Builder Daily

2026-05-05

Cerebras Systems prices CBRS on Nasdaq May 13 — what the $25B AI chip IPO means

Cerebras Systems prices CBRS on Nasdaq May 13 at a $24.5–26.6B valuation. WSE-3 maker reported $510M revenue in 2025 and holds a $10B OpenAI deal.

Cerebras Systems is pricing its Nasdaq IPO on May 13, 2026. The offering range values the company at $24.5–26.6 billion — making it the largest pure-play AI chip IPO since Nvidia went public in 1999.

What Cerebras actually is

Cerebras makes the WSE-3 (Wafer Scale Engine 3), a single-chip processor that covers an entire silicon wafer — 900,000 AI cores on a chip roughly the size of a dinner plate. The architectural bet is that eliminating chip-to-chip communication latency unlocks inference performance that GPU clusters can’t match for certain workloads.

The company’s flagship product, Cerebras Inference, processes LLaMA-3.1-70B at over 2,100 tokens/second — roughly 20× faster than typical H100 cloud endpoints. For real-time use cases (voice AI, live translation, interactive coding), this latency advantage is meaningful.

The numbers behind the IPO

Cerebras reported $510 million in revenue for 2025, up sharply from $79M in 2024. The growth driver: a $10 billion multi-year compute deal with OpenAI, which buys Cerebras inference capacity and represents roughly 85% of 2025 revenue. That concentration is the key risk the S-1 flags.

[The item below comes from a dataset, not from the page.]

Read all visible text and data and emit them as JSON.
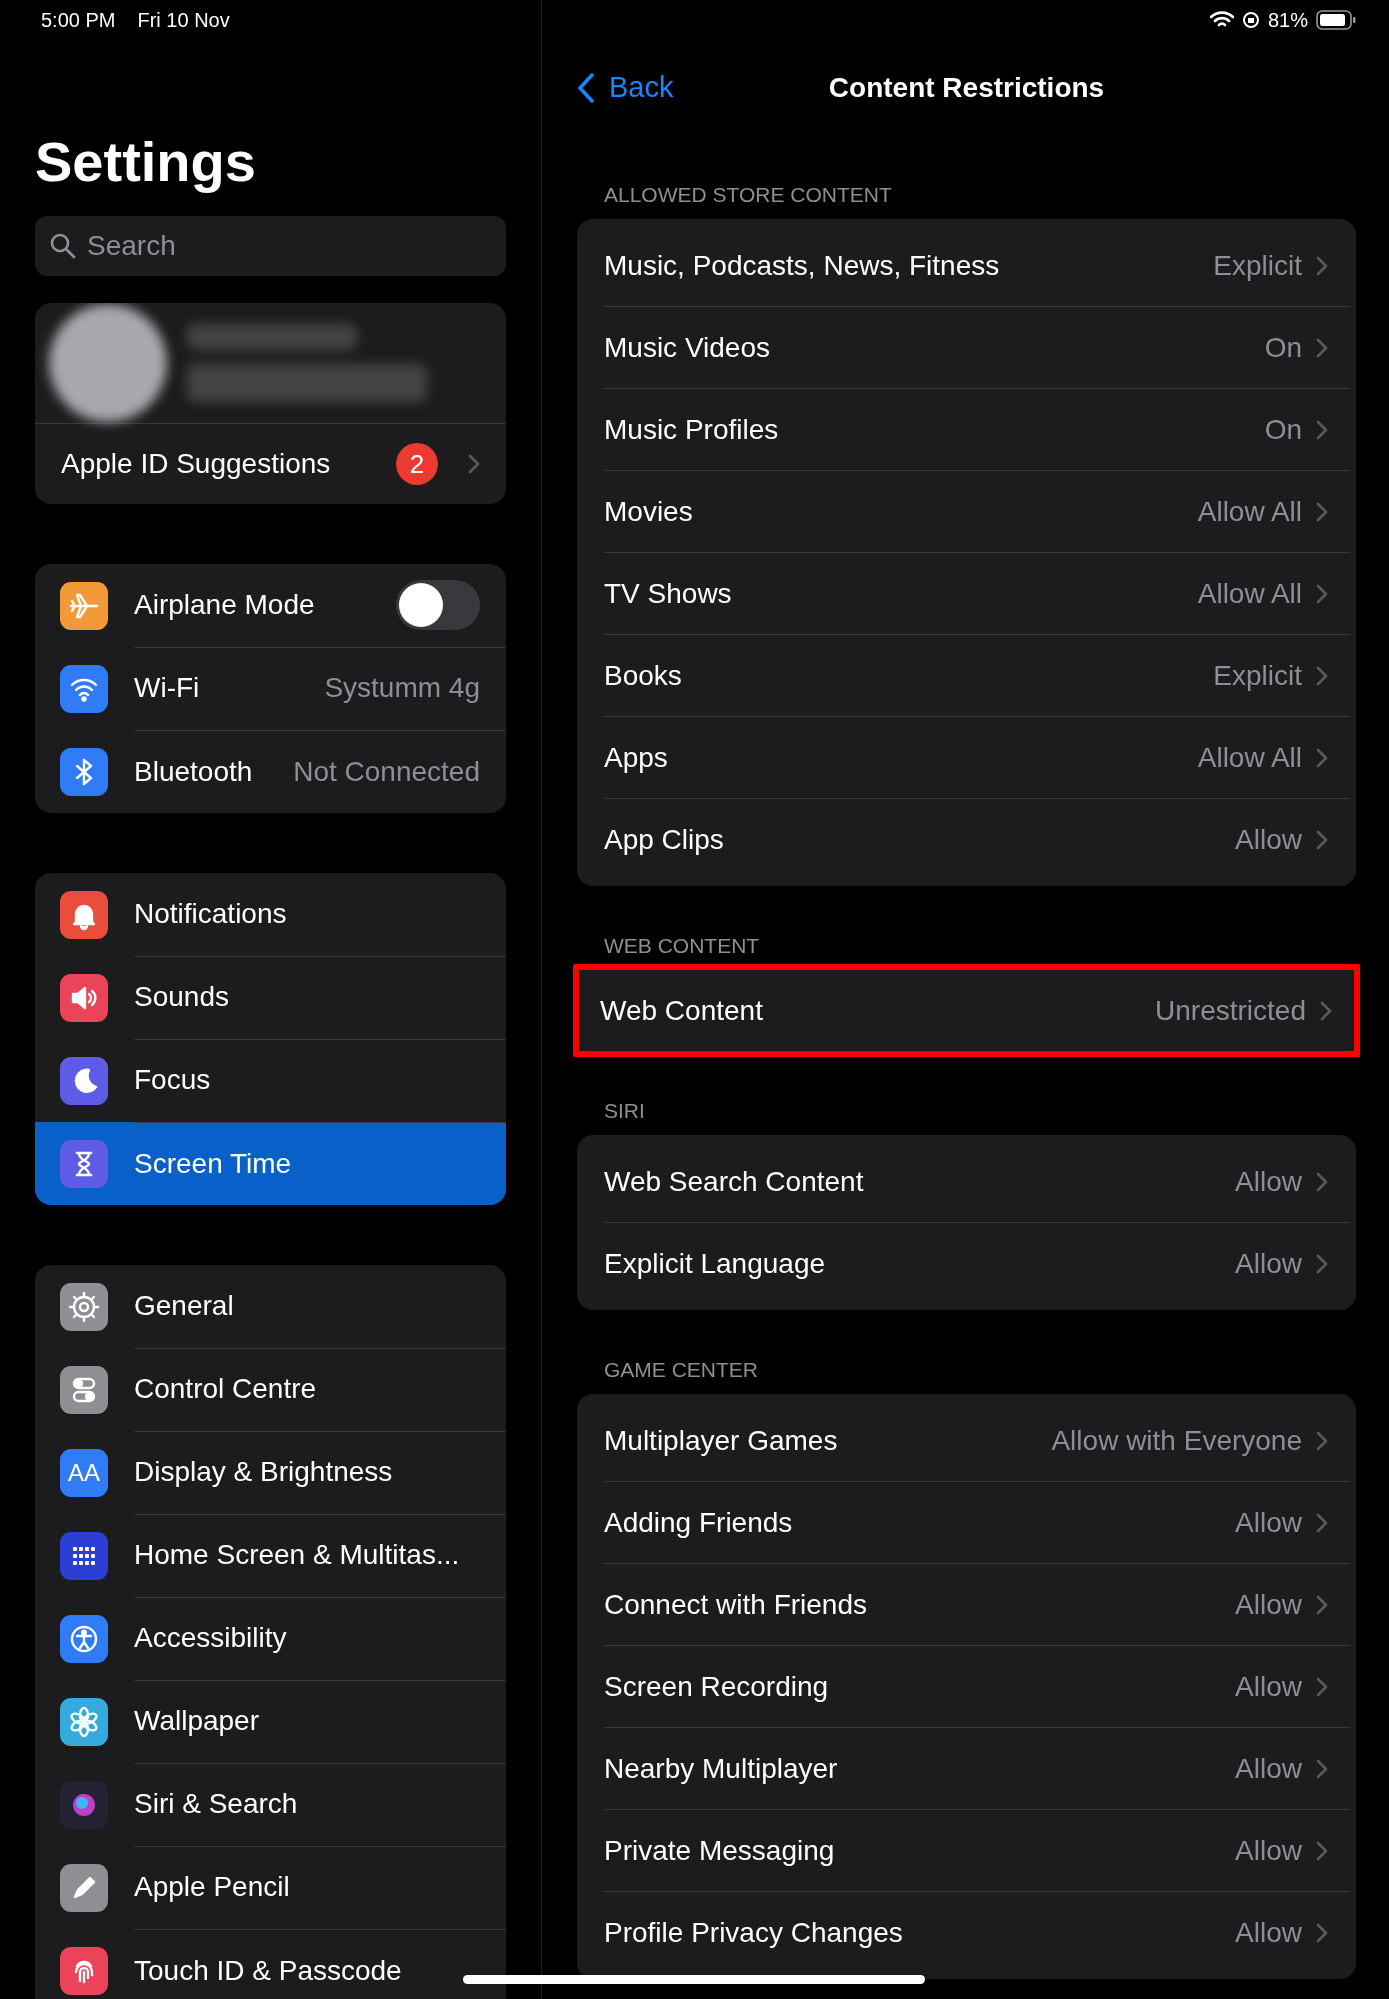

The company is not yet profitable. Gross margins are positive (~60%), but R&D and sales burn keeps it in the red.

The CFIUS backstory

Cerebras filed its first S-1 in September 2024, but the IPO was blocked because G42, a UAE sovereign-linked fund, held a 16% stake — triggering a CFIUS national security review. G42 subsequently sold its Cerebras stake in early 2025, clearing the path. The May 2026 offering is the second attempt.

What to watch at pricing

Practitioner note

If you deploy inference infrastructure, watch the CBRS debut. Cerebras’s claim to 20× inference speed advantage over H100 is real for specific workloads — but the benchmark conditions matter (batch size, model size, context length). Their cloud API is live and metered; running a comparison against your actual workload costs about $5 in API credits. Worth doing before the post-IPO hype cycle makes the data harder to read objectively.